The quarter-circle that's the part of the unit circle that's in the first quadrant has area $\frac{1}{4}\pi\times 1^2 = \frac{1}{4}\pi$, and the unit square has area 1, so about $\frac{1}{4}\pi$ of the random points should be within the quarter-circle.
We compute the ratio of the number of points in the quarter circle and the total number of random points, multiply it by 4, and get $\pi$.
To test whether the point $(x, y)$ is within the unit circle, we test whether $x^2+y^2<1$ (since points inside the unit circle all are less than 1 unit away from the origin, so that $x^2+y^2<1$.

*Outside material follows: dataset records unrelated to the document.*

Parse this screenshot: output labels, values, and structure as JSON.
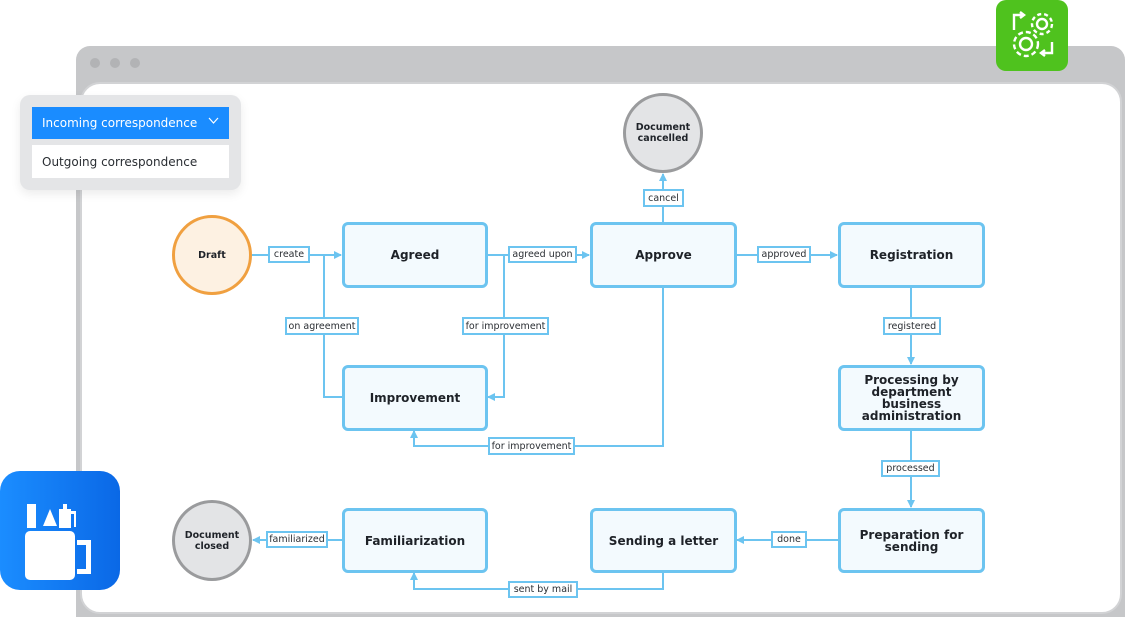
{
  "dropdown": {
    "selected": "Incoming correspondence",
    "options": [
      "Outgoing correspondence"
    ]
  },
  "icons": {
    "settings_badge": "gears-workflow-icon",
    "stationery_badge": "stationery-mug-icon"
  },
  "colors": {
    "accent_blue": "#1a8cff",
    "badge_green": "#4fc21e",
    "connector": "#6cc4f0",
    "draft_stroke": "#f0a040"
  },
  "diagram": {
    "nodes": {
      "draft": "Draft",
      "agreed": "Agreed",
      "improvement": "Improvement",
      "approve": "Approve",
      "registration": "Registration",
      "processing": "Processing by department business administration",
      "doc_cancelled": "Document cancelled",
      "preparation": "Preparation for sending",
      "sending": "Sending a letter",
      "familiarization": "Familiarization",
      "doc_closed": "Document closed"
    },
    "transitions": {
      "create": "create",
      "agreed_upon": "agreed upon",
      "approved": "approved",
      "cancel": "cancel",
      "on_agreement": "on agreement",
      "for_improvement_1": "for improvement",
      "for_improvement_2": "for improvement",
      "registered": "registered",
      "processed": "processed",
      "done": "done",
      "familiarized": "familiarized",
      "sent_by_mail": "sent by mail"
    }
  }
}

We can use random.random() to generate random numbers in the interval $[0, 1)$. Every time random.random() is called, a new random number is generated.
import random
x = random.random()
y = random.random()
print(x, y)
Here is a little trick: we can use multiple assignment to simoultaneously assign random numbers to x and y:
x, y = random.random(), random.random()
print(x, y)
Another aside: how to generate a random number between 5 and 12? The following will do the trick:
5+7*random.random()
We are now ready to compute an approximation of $\pi$:
import random
N = 1000000
count = 0 #count will store the number of random points
#that fell within the unit circle
for i in range(N):
x, y = random.random(), random.random()
if x**2 + y**2 < 1:
count += 1
print(4*count/N)